Which is much better than discovering whether birds were too heavy or too light when the settlement report comes at the end of the flock – which is usually when producers find these things out.
The practicality doesn’t end in the chicken house, though. Processors or integrators can use this data to establish a catching schedule based exactly on what they need.
Caroline says: “They have a sales call, for example, that calls for, say, 25,000 chickens of 5lb. They can look at this dashboard and look at all the farms they have connected, find the seven-day weight prediction and sort them so that they can see which houses will meet the 5lb target weight that the sales forecast is calling for.”
Rewarded by processors
I ask Caroline about how this technology has actually been received by producers so far. “They really, really like it because it allows them to be in that sweet spot, where they get a premium for their chicken and they get rewarded by the processor and integrator for providing a chicken that’s in the best weight range.”

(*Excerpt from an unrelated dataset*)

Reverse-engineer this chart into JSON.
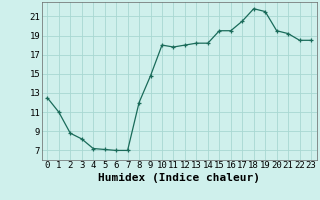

It’s a system that works across borders as well. Intelia is currently operating in the US and Canada, and has recent embarked on a project in Mexico. Caroline says that you can adapt the system to your unique context. For example in Canada, where poultry meat is not vertically integrated, producers can use access to their data as a negotiating tool for discounts on feed prices or a premium price for their chicken
Caroline assures me that producer data is kept extremely secure, and producers have the rights to their own data and can deactivate access if they choose to. The producer, in this way, maintains their independence and decisions about production ultimately remain on the farm level.
“Independence is important,” Caroline explains, “because the producer is paid for that work and should have responsibility for it. Our system helps struggling producers benefit from the insight it can provide.”
When it comes to set-up, Intelia’s system can integrate with the majority of third-party sensors, so producers aren’t required to purchase anything new – with the exception of those sensors which are required for the predictive modelling. In that case, Caroline adds, Intelia offers a bundle so that the price of equipment is included in the monthly subscription to access the platform.
It may not be long until we hear from Intelia again, since they are currently working on a variety of other predictive models to make producers’ lives easier. “We’re here for the producer,” concludes Caroline.